Question 2. Consider the following access control scenarios:
(b). The College of Science of a University comprises three Schools: Mathematics, Physics, and Chemistry. The three Schools share a common online library. Each of the three schools has a corresponding library
section and each section includes ebooks that can be either new or
old editions. The members of the library can be either Senior staff of
each School, Junior staff of each School, or externals. Access to the
library’s ebooks is determined according to the following rules:
– Senior staff members have access to all ebooks across all three
sections.
– Junior staff members have access only to ebooks (new and old
editions) of the section that corresponds to their School.
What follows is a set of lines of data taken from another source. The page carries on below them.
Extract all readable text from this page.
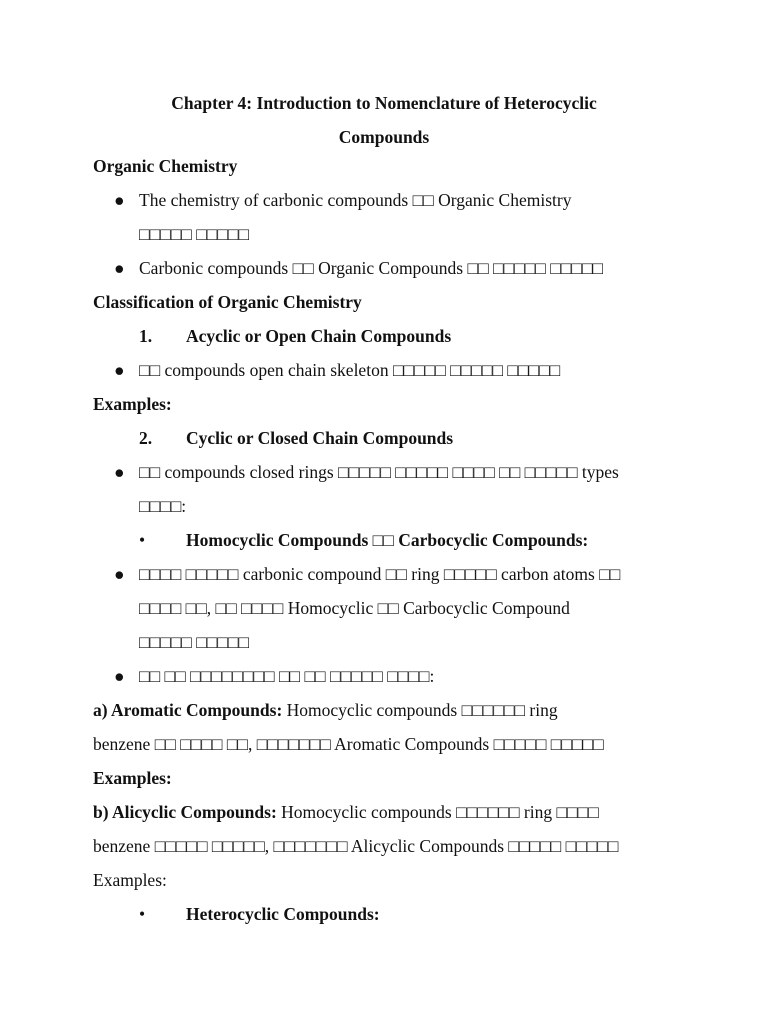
Chapter 4: Introduction to Nomenclature of Heterocyclic
Compounds
Organic Chemistry
● The chemistry of carbonic compounds □□ Organic Chemistry
□□□□□ □□□□□
● Carbonic compounds □□ Organic Compounds □□ □□□□□ □□□□□
Classification of Organic Chemistry
1. Acyclic or Open Chain Compounds
● □□ compounds open chain skeleton □□□□□ □□□□□ □□□□□
Examples:
2. Cyclic or Closed Chain Compounds
● □□ compounds closed rings □□□□□ □□□□□ □□□□ □□ □□□□□ types
□□□□:
• Homocyclic Compounds □□ Carbocyclic Compounds:
● □□□□ □□□□□ carbonic compound □□ ring □□□□□ carbon atoms □□
□□□□ □□, □□ □□□□ Homocyclic □□ Carbocyclic Compound
□□□□□ □□□□□
● □□ □□ □□□□□□□□ □□ □□ □□□□□ □□□□:
a) Aromatic Compounds: Homocyclic compounds □□□□□□ ring
benzene □□ □□□□ □□, □□□□□□□ Aromatic Compounds □□□□□ □□□□□
Examples:
b) Alicyclic Compounds: Homocyclic compounds □□□□□□ ring □□□□
benzene □□□□□ □□□□□, □□□□□□□ Alicyclic Compounds □□□□□ □□□□□
Examples:
• Heterocyclic Compounds:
– External members have access only to the old editions across all
three sections.
Given the above:
(i).  Suppose that we want to deploy Role-based Access
Control (RBAC) for implementing the above rules. Determine
all the relationships between roles and permissions that will be
created (e.g., by writing all the possible pairs between roles and
permissions where access is allowed, or by creating a diagram
that has the corresponding arrows).
(ii).  Suppose that we want to deploy Attribute-based Access
Control (ABAC) for implementing the above rules. Specify all the
attributes and policy rules that capture the library’s access rules.
The labelling of the attributes is completely up to you as long as
you explicitly define what they refer to. For instance, you can
write that “by Section(b) we denote the attribute that refers to
the library section that ebook b belongs to; the possible values
for Section(b) are Mathematics, Physics, and Chemistry.”.